If you add a constructor, you must update the recursive consumers.

The exercise also asks you to think about precedence and associativity, because notation levels determine how expressions are parsed.

30. The central conceptual pattern of the whole lecture

The whole lecture revolves around one fundamental pattern:

Define syntax as an inductive datatype.
Then define recursive functions by pattern matching on that syntax.

For this file:

Wff defines the syntax of formulas.

ht consumes a formula and returns a number.
strict_sf consumes a formula and returns a list of formulas.
subst_Wff consumes a formula and returns a transformed formula.

All of these functions follow the same shape:

Fixpoint f (F : Wff) :=
  match F with
  | P i       => ...
  | Neg F     => ... f F ...
  | Impl F G  => ... f F ... f G ...
  | Conj F G  => ... f F ... f G ...
  | Disj F G  => ... f F ... f G ...
  end.

This is the core programming pattern for inductive syntax trees.

The deeper lessons from our supplementary discussion

Beyond the lecture itself, we clarified several important Rocq/type-theoretic ideas.

Variable is not an imperative variable

Variable x : A.

does not mean “create a mutable slot.”

It means:

Assume x is an arbitrary element of A.

Definition introduces a fixed named term

Definition x : A := val.

means:

Define x to be val.

It is closer to a constant binding than to a mutable variable.

Fixpoint is controlled recursion

Rocq only accepts recursive definitions if it can verify termination, usually by structural recursion.

This is essential because Rocq is a proof assistant. Unrestricted recursion would endanger logical consistency.

fix is the lower-level recursive term

fix f (x : A) : B := ...

is the term-level recursive function construct.

Fixpoint is the usual top-level command syntax.

Goal is an anonymous theorem

Goal P.
Proof.
...
Qed.

starts a proof of P without naming it.

reflexivity proves definitional equality

It works when both sides are the same after computation/unfolding.

Tactics can build programs

A tactic script can construct a proof, but it can also construct ordinary data or functions.

This works because in type theory:

proofs and programs are both terms.
propositions and data types are both types.

Defined keeps the term transparent

For functions built interactively, use:

Defined.

if you want computation to unfold them.

Polymorphic inductive types are type constructors

list : Type → Type

is analogous, loosely, to a C++ template like:

template <typename T>
class vector;

Applying it to a type produces a concrete type:

list Wff : Type

Implicit arguments reduce verbosity

Constructors of polymorphic types have hidden type parameters.
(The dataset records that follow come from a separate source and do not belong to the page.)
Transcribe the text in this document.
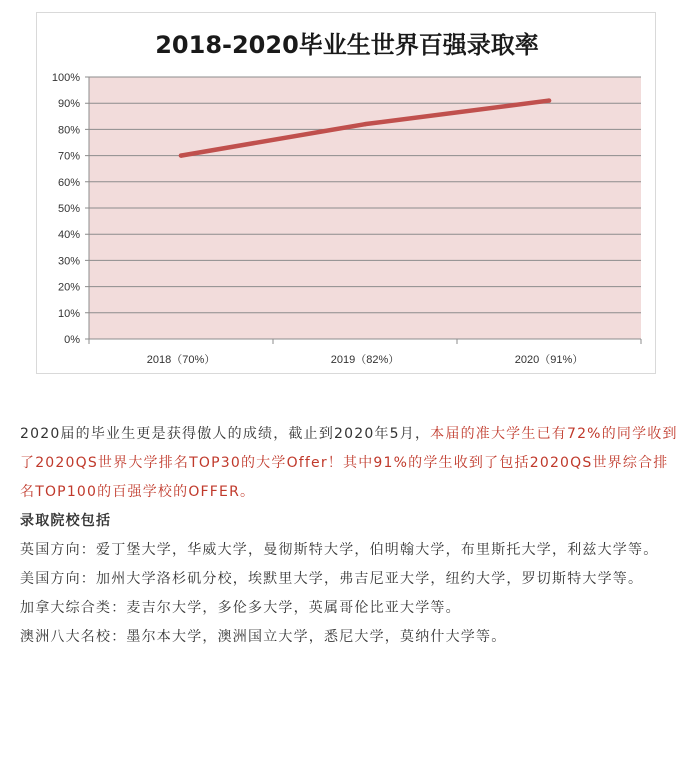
2018-2020毕业生世界百强录取率
0%
10%
20%
30%
40%
50%
60%
70%
80%
90%
100%
2018（70%）	2019（82%）	2020（91%）

2020届的毕业生更是获得傲人的成绩，截止到2020年5月，本届的准大学生已有72%的同学收到了2020QS世界大学排名TOP30的大学Offer！其中91%的学生收到了包括2020QS世界综合排名TOP100的百强学校的OFFER。

录取院校包括

英国方向：爱丁堡大学，华威大学，曼彻斯特大学，伯明翰大学，布里斯托大学，利兹大学等。

美国方向：加州大学洛杉矶分校，埃默里大学，弗吉尼亚大学，纽约大学，罗切斯特大学等。

加拿大综合类：麦吉尔大学，多伦多大学，英属哥伦比亚大学等。

澳洲八大名校：墨尔本大学，澳洲国立大学，悉尼大学，莫纳什大学等。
With implicit arguments, one writes:

cons true nil

instead of:

@cons bool true (@nil bool)

Best mental model for the lecture

A good final mental model is:

Wff is a syntax tree type.

P, Neg, Impl, Conj, Disj are the constructors for building syntax trees.
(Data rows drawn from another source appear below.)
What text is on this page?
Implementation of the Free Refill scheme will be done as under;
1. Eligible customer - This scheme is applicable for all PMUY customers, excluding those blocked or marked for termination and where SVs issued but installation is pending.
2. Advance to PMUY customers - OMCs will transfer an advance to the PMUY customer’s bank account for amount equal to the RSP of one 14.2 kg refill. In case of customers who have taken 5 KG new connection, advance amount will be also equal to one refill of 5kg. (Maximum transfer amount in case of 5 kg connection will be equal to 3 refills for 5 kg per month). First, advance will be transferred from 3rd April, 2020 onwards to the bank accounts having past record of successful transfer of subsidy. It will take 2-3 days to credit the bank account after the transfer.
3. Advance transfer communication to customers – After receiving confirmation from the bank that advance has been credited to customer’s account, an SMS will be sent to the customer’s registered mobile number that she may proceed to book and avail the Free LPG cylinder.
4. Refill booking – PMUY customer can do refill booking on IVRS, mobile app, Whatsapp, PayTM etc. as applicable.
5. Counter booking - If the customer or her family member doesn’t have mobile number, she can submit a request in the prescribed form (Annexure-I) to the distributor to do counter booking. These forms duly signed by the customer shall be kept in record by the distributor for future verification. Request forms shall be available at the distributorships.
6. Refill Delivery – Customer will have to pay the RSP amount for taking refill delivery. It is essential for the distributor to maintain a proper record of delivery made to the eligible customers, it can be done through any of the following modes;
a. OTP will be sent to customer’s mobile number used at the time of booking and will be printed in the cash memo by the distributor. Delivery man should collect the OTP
Notation makes those trees look like logical formulas.

Fixpoint defines recursive tree traversals.

ht computes a number from a formula tree.

strict_sf collects formula subtrees.

subst_Wff transforms a formula tree by replacing selected atoms.
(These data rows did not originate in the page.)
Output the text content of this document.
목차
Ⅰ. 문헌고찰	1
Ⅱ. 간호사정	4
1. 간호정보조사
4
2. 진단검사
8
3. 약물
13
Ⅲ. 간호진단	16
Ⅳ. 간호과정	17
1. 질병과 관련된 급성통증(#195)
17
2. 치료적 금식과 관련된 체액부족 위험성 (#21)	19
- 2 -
list is introduced because subformulas naturally form a list.

substFamily abstracts the indexed replacement operation.

So the lecture is not merely about propositional logic. It is really an introduction to the Rocq pattern:

inductive syntax + recursive functions over syntax

This pattern will return constantly in type theory, proof assistants, programming-language semantics, lambda calculus, formal grammars, operational semantics, and verified interpreters.